Comment contester le montant de vos charges locatives ?

Comment contester le montant de vos charges locatives ?
En plus du loyer principal, les locataires doivent payer une somme au titre de « provisions mensuelles pour charges ». - © Nikada

Avant tout paiement, épluchez le décompte des dépenses que le propriétaire de votre logement est tenu de vous adresser annuellement. En cas de désaccord, voici comment procéder.

Passez en revue les dépenses à votre charge

En plus du loyer principal, les locataires doivent payer une somme au titre de « provisions mensuelles pour charges », qui correspond au règlement des consommations d’eau chaude et d’eau froide du logement et des parties communes, d’électricité, de chauffage, des dépenses d’entretien courant et de taxes, comme la redevance d’enlèvement des ordures ménagères.

Pour certains postes, les modalités de récupération des charges auprès des locataires sont assez complexes. Ainsi, le salaire du gardien ou du concierge est récupéré auprès du locataire à hauteur de 75 %, lorsqu’il assure l’entretien des parties communes et la sortie des poubelles (élimination des rejets), ou à hauteur de 40 % si une seule de ces tâches est effectuée.

Vérifiez chaque point de la régularisation des charges annuelles

Énumérées dans le décret du 26 août 1987, les charges liées à l’utilisation d’un logement et facturées aux locataires doivent faire l’objet d’une régularisation une fois par an sur présentation de justificatifs, en fonction des dépenses réelles. Un mois avant la régularisation, le bailleur doit envoyer au locataire un décompte individuel des charges avec le détail de chaque poste.

Si le montant des dépenses est inférieur aux provisions, le locataire sera remboursé du trop-perçu ; à l’inverse, il paiera le complément.

La loi Alur (Accès au logement et un urbanisme rénové) du 24 mars 2014 prévoit que si la régularisation des charges n’a pas été effectuée avant la fin de l’année civile suivant l’année de leur exigibilité, le locataire peut demander un paiement échelonné de son arriéré sur douze mois. La loi réduit de cinq à trois ans le délai durant lequel le bailleur peut réclamer la récupération des charges impayées pour les dépenses contractées à compter du 26 mars 2014.

À savoir : dans une colocation ou une location meublée dont le bail a été signé depuis le 26 mars 2014, les charges locatives n’ont pas à être régularisées si elles sont déterminées dans le contrat de bail sous la forme d’un forfait.

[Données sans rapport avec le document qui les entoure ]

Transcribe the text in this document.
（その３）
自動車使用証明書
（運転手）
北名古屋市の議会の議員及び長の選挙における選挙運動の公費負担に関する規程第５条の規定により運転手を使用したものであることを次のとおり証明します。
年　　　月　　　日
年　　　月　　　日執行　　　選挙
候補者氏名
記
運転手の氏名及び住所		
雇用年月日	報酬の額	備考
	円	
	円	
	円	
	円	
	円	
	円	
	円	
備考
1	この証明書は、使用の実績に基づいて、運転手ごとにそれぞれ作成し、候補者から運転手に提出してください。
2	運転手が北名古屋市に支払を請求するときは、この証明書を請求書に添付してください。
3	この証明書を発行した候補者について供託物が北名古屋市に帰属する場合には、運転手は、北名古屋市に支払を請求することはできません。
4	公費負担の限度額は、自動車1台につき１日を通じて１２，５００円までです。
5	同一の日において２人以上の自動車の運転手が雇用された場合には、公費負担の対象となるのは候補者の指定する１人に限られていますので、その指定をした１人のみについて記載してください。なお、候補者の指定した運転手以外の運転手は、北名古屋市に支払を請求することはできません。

Demandez les justificatifs des dépenses

Selon l’article 23 de la loi du 6 juillet 1989, le bailleur doit tenir à la disposition du locataire les pièces justificatives des charges récupérées. Leur transmission doit se faire gratuitement. Depuis la loi Alur, ce droit d’accès est passé d’un à six mois, à compter de la transmission du décompte individuel. Le locataire peut demander à recevoir le récapitulatif des charges du logement, par voie postale ou électronique.

Attention, dans une copropriété, ces pièces ne sont pas en possession du bailleur, mais du syndic. Si le bailleur n’est pas membre du conseil syndical, leur communication ne peut se faire qu’une seule journée par an. Le locataire doit alors demander au syndic de le recevoir ou contacter le conseil syndical.

Engagez une démarche collective

Les locataires peuvent procéder à une vérification des charges par le biais d’un groupement de locataires ou de représentants choisis parmi eux. En cas de contestation, ceux-ci peuvent en effet plus facilement se faire entendre et proposer des modifications.

Réglez le litige avec le soutien d’une association

Si le bailleur ne peut justifier la facturation des charges, le locataire peut en demander le remboursement dans un délai de trois ans. Il est conseillé de se rapprocher d’une association de défense des locataires ou de consommateurs ou d’une antenne locale de la CLCV.

Si la demande de résolution n’aboutit pas, le locataire peut mettre le bailleur en demeure, puis saisir la commission départementale de conciliation chargée d’arbitrer les litiges. Enfin, il peut saisir le tribunal d’instance.

Ne plus payer les charges : une fausse bonne idée !

Même en cas de contestation, le locataire ne peut prendre l’initiative de suspendre le paiement des charges ou de déposer les sommes correspondantes sur un compte bloqué.

Le bailleur pourrait résilier le contrat de location, se retourner contre le tiers qui s’est porté caution ou réclamer les impayés auprès de l’organisme qui verse l’aide au logement.